La Fashion week à Paris, qui a eu lieu la semaine dernière pour la haute-couture et pour le prêt-à-porter hommes encore ce lundi, est une locomotive principalement en termes d’image. Cette dernière édition, pour la première fois principalement en ligne, est à bien des égards un test grandeur nature d’une nouvelle façon d’envisager la mode et sa mise en scène. N’empêche qu’au-delà d’être une extraordinaire opportunité d’innover, des enjeux économiques sont bien réels pour de nombreuses marques du secteur. Car si la semaine de la mode sans acheteur, ni défilé va voir de nouveaux formats et nouvelles façons de présenter les collections avec des enjeux évidents de créativité et de désirabilité (image), qui sont l’apanage du luxe, cette édition « en ligne » va aussi être pour les marques de taille moyenne une nouvelle semaine de test, voire de tous les dangers. Leur capacité à être créatives va être mise à l’épreuve – tout en maitrisant leur digitalisation à marche forcée de ces derniers mois – et avec l’objectif de maintenir un carnet de commandes. Déjà beaucoup de maisons et les investisseurs qui les soutiennent ont accusé le coup sur des projections moins ambitieuses de chiffre d’affaires. Les maisons les plus résilientes tablent sur une baisse du chiffre d’affaires de l’ordre de 20% parfois moins.

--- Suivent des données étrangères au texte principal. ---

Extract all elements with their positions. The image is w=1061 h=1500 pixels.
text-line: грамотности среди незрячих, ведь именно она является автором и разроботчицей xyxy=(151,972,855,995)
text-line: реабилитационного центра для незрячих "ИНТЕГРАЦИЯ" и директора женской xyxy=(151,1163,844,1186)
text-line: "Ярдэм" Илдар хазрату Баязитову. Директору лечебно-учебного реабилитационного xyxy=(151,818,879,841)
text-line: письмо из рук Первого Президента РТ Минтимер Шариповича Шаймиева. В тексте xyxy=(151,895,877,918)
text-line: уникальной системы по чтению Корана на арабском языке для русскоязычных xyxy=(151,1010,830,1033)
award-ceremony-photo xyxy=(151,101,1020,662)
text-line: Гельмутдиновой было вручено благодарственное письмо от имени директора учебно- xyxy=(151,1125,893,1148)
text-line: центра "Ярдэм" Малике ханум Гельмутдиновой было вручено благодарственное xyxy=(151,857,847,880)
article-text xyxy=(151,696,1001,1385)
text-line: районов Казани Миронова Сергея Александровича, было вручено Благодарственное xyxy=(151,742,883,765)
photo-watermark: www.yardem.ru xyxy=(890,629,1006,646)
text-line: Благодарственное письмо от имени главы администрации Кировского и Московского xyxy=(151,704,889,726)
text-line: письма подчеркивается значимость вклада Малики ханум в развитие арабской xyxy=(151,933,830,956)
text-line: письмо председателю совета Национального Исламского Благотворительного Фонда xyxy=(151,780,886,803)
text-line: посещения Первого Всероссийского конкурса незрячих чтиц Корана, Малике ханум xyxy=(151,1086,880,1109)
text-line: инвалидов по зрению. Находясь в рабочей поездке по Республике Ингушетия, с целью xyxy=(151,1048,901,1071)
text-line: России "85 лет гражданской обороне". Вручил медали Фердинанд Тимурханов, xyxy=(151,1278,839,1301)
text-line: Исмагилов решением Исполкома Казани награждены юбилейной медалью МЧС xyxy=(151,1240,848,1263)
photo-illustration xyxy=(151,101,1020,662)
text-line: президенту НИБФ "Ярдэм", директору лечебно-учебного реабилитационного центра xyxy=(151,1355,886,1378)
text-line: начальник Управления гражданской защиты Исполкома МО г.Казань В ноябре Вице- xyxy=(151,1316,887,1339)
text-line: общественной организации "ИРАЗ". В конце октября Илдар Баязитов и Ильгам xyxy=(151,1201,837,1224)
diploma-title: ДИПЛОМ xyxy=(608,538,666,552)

Cette année va être difficile. Les marques de luxe ont perdu beaucoup d’argent, avec une économie mondiale à l’arrêt durant plusieurs mois qui a des difficultés à reprendre. Elles avaient déjà été affaiblies en France lors de la crise des gilets jaunes et des grèves qui ont précédé le Covid.  Les ventes seront d’autant moins importantes cette année que les acheteurs n’iront pas au défilé, et sont encore dans une position d’attentisme avec d’important stocks d’invendus dont ils négocient le retour. Les prochains mois pourraient voir la faillite de nombreuses enseignes comme de marques et sonner le glas de plusieurs années de croissance. Les consommateurs sont aussi sous pression et la priorité notamment en Europe ou aux États-Unis ne sera probablement pas donnée au luxe et à la mode notamment.  Pourtant, les nouvelles venant de l’Asie malgré des reconfinements partiaux sont prometteuses et la demande a repris, simplement plus locale.  Aux marques d’agir, d’ajuster leurs modèles de croissance et résister tout en innovant. De nombreux enjeux stratégiques sont à mener afin de passer ce nouveau cap, et cette nouvelle crise de magnitude inédite. De nombreuses opportunités et chantiers sont à entreprendre sans attendre, faute d’une mise en danger de nombreuses marques qui pourrait leur être fatale. Parmi ces chantiers comptent la digitalisation tous azimuts de nombreux processus transversaux des sociétés, l’adoption d’une vraie démarche vis-à-vis du développement durable, la (re)localisation des économies suite à l’arrêt des voyages notamment venant de l’Asie, un meilleur équilibre entre les différents canaux de distribution (vente au détail, commerce en ligne, etc.), mais surtout le développement accru des écosystèmes de marque avec une monétisation croissante des services et des expériences vs simplement la commercialisation de produits dans des marchés saturés par l’offre.

Il n’y a plus qu’à prolonger un effort que la plupart ont très rapidement initié et transformer l’essai. Good luck!